There's the old house, pristine and big, a mansion in the middle of the woods. The one he grew up in, always noisy to his sensitive ears, full of life and family. It's the one that haunted him like a ghost for years, while he was away from the town, like the distance spanning the whole country meant nothing at all. The ghost he came back to, though neither he nor Laura had any intention to, regardless of the amount of notices they got from the County about the property's state after the fire.
When he came back, it was to the burnt out, abandoned, and falling apart husk of it, blackened by ashes and mould, creaking with every movement and gust of wind. A reminder of his guilt, of everything he lost due to his own foolishness, his easily manipulated mind.
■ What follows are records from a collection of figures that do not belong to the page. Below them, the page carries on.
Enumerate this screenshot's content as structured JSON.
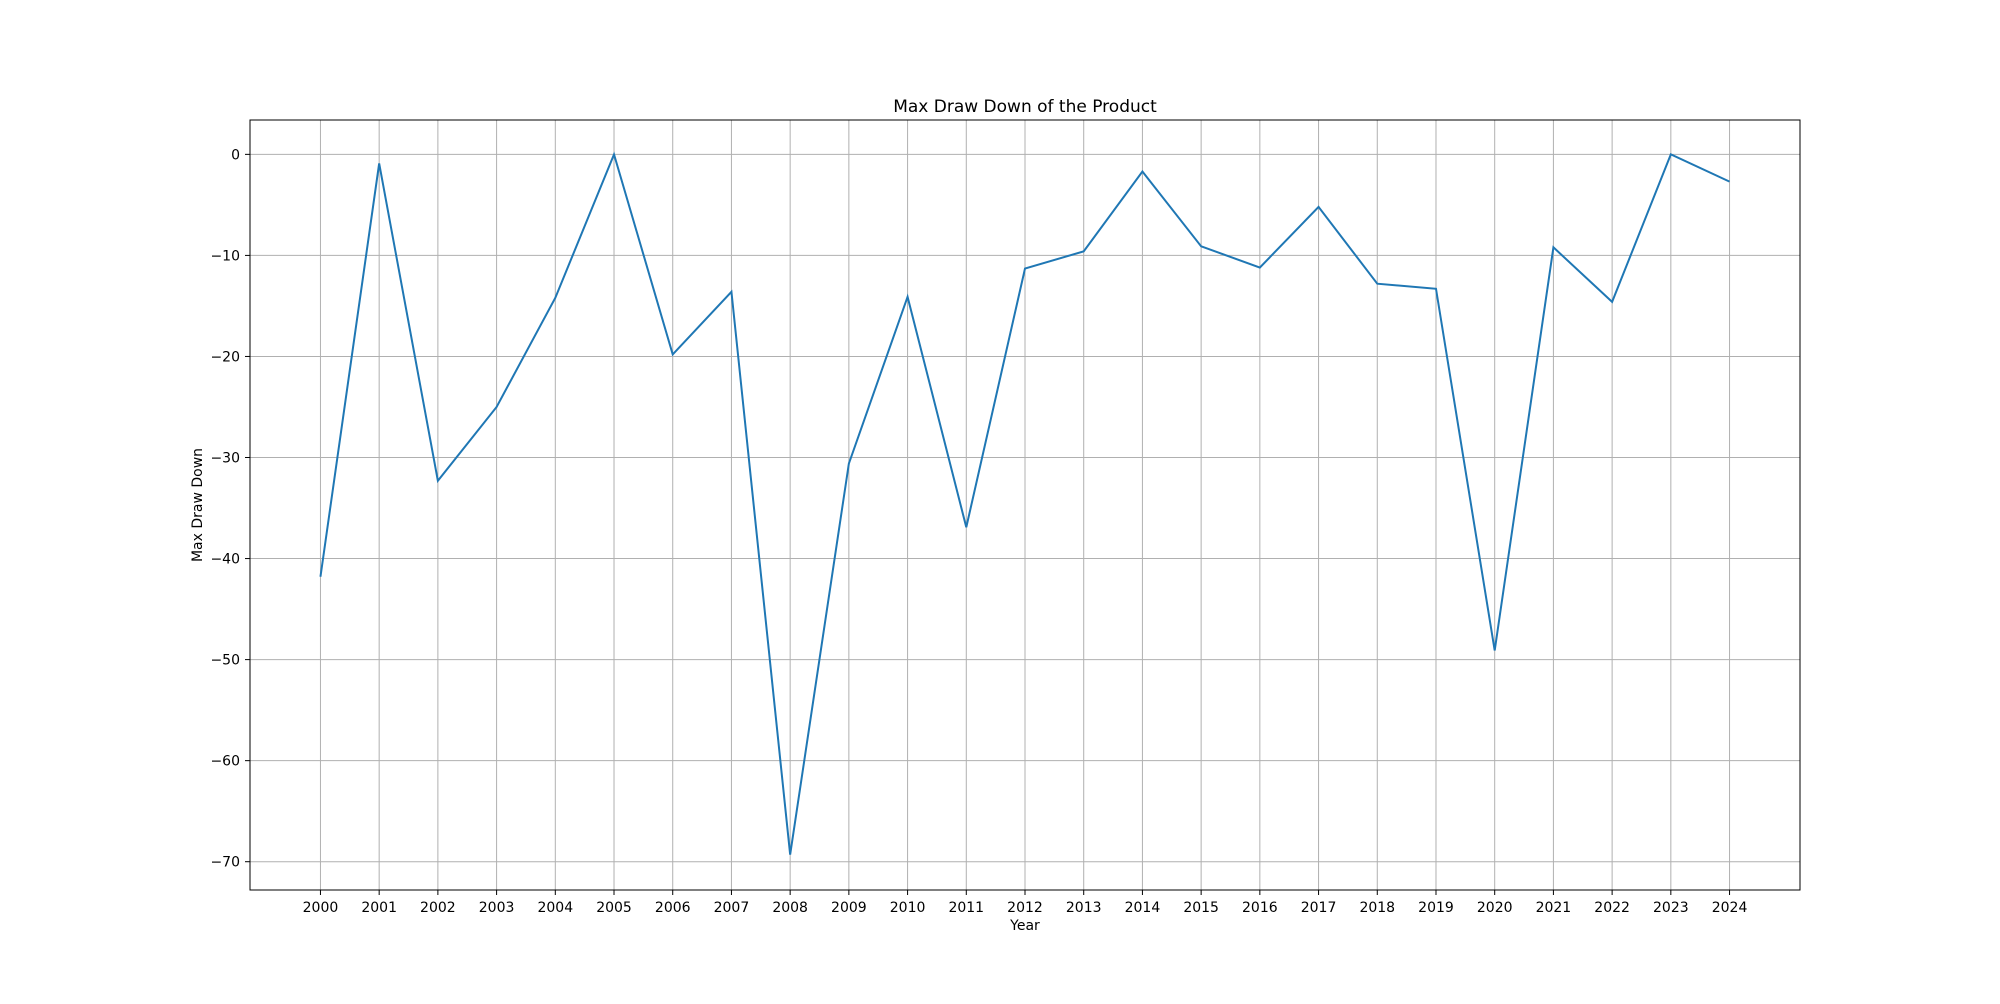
{
  "chart_data": {
    "type": "line",
    "title": "Max Draw Down of the Product",
    "xlabel": "Year",
    "ylabel": "Max Draw Down",
    "grid": true,
    "legend": "none",
    "line_color": "#1f77b4",
    "ylim": [
      -72.8,
      3.4
    ],
    "xlim": [
      1998.8,
      2025.2
    ],
    "x": [
      2000,
      2001,
      2002,
      2003,
      2004,
      2005,
      2006,
      2007,
      2008,
      2009,
      2010,
      2011,
      2012,
      2013,
      2014,
      2015,
      2016,
      2017,
      2018,
      2019,
      2020,
      2021,
      2022,
      2023,
      2024
    ],
    "x_tick_labels": [
      "2000",
      "2001",
      "2002",
      "2003",
      "2004",
      "2005",
      "2006",
      "2007",
      "2008",
      "2009",
      "2010",
      "2011",
      "2012",
      "2013",
      "2014",
      "2015",
      "2016",
      "2017",
      "2018",
      "2019",
      "2020",
      "2021",
      "2022",
      "2023",
      "2024"
    ],
    "y_ticks": [
      0,
      -10,
      -20,
      -30,
      -40,
      -50,
      -60,
      -70
    ],
    "y_tick_labels": [
      "0",
      "−10",
      "−20",
      "−30",
      "−40",
      "−50",
      "−60",
      "−70"
    ],
    "series": [
      {
        "values": [
          -41.8,
          -0.9,
          -32.3,
          -25.0,
          -14.2,
          0.0,
          -19.8,
          -13.6,
          -69.3,
          -30.6,
          -14.1,
          -36.9,
          -11.3,
          -9.6,
          -1.7,
          -9.1,
          -11.2,
          -5.2,
          -12.8,
          -13.3,
          -49.1,
          -9.2,
          -14.6,
          0.0,
          -2.7
        ]
      }
    ]
  }
}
He spent too much time there, twisting the knife under his ribs with the sense of loss, the scent of ashes in the air, far longer than Laura would've allowed him to, had she been alive.
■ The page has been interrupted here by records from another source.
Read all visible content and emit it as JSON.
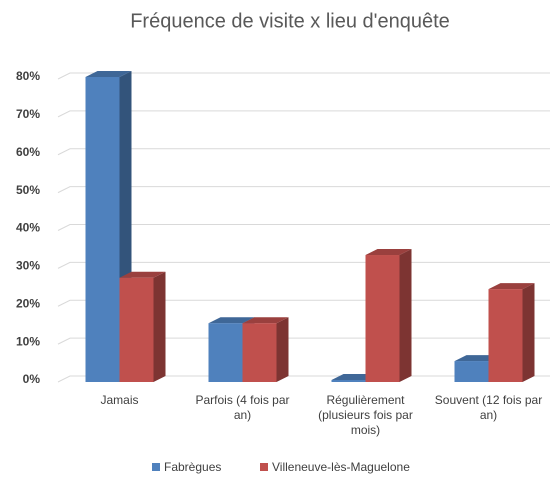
{
  "chart_data": {
    "type": "bar3d",
    "title": "Fréquence de visite x lieu d'enquête",
    "categories": [
      "Jamais",
      "Parfois (4 fois par an)",
      "Régulièrement (plusieurs fois par mois)",
      "Souvent (12 fois par an)"
    ],
    "series": [
      {
        "name": "Fabrègues",
        "color": "#4f81bd",
        "values": [
          80,
          15,
          0,
          5
        ]
      },
      {
        "name": "Villeneuve-lès-Maguelone",
        "color": "#c0504d",
        "values": [
          27,
          15,
          33,
          24
        ]
      }
    ],
    "ylim": [
      0,
      80
    ],
    "yticks": [
      {
        "value": 0,
        "label": "0%"
      },
      {
        "value": 10,
        "label": "10%"
      },
      {
        "value": 20,
        "label": "20%"
      },
      {
        "value": 30,
        "label": "30%"
      },
      {
        "value": 40,
        "label": "40%"
      },
      {
        "value": 50,
        "label": "50%"
      },
      {
        "value": 60,
        "label": "60%"
      },
      {
        "value": 70,
        "label": "70%"
      },
      {
        "value": 80,
        "label": "80%"
      }
    ],
    "grid": true,
    "legend": "bottom"
  }
}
He remembers moving on, finding places only marginally safer, barely more than the ruins of his childhood home. None of them were homes, just places that weren't already marked with defeat, not until he brought it there. None of them stained with loss and blood, like the old house would always be in his mind. But they were a tentative change, a way to at least pretend he was not dwelling on the past anymore.
It wasn't until he left town again that he let go, signed the paperwork to give up ownership over the property, and handed its fate to the County. Unlike the loft with its fresh pain, he was willing to give up some of his ghosts, the ones not causing him as much guilt anymore.
Of course, when he reverted back to his younger self, he didn't remember almost any of the darkness connected to the house. His mind from back then only knew the house as a whole, as a home, a solid and safe place he wanted to find refuge in, only to find it torn down, nothing but the forest surrounding a construction site in its place.
“Hey, sourwolf, pass me the big roller!” Stiles calls out to Derek, and that pulls him out of the vortex of memories that his brain occasionally falls into.
It's partly because of where they are, Derek thinks as he walks over to Stiles, grabbing the rickety ladder just before Stiles shifts enough to fall from it. The place is the same, the County never had full ownership of the land, only rights to tear down the fire-damaged structure. The house is also eerily similar, though not exactly the same.
“You're dripping paint everywhere,” Stiles remarks, and Derek looks down on the brush in his hand, noticing the paint splotches on the newspaper-covered floor.
“Hm, no damage done,” Derek tells Stiles, and his lips turn into a teasing smile. “I can think of places where the paint would look better,” he says as he lifts the brush towards Stiles' jeans.
“Oh no, you don't,” Stiles reacts immediately.
Before Derek can move, there's a cold feeling on his cheek, and a drop of paint starts rolling down his face and onto his T-shirt. He retaliates immediately, the brush in his hand aimed directly at the back pocket of Stiles' pants, leaving a yellow streak of paint behind as Derek moves his arm. Moments later, they're covered in stripes of color, and laughter is echoing off the still empty walls.
Derek lies down on the newspapers on the floor, and pulls Stiles -- still grumbling over the paint on his clothes and skin -- closer. There are memories of the house that used to stand right where the new one is, but for the first time in his life, Derek feels free of their weight. The smell of paint assaults his senses, and he smiles because it's new, it's different, and with Stiles by his side, it's the fresh start Derek didn't allow himself to dream of.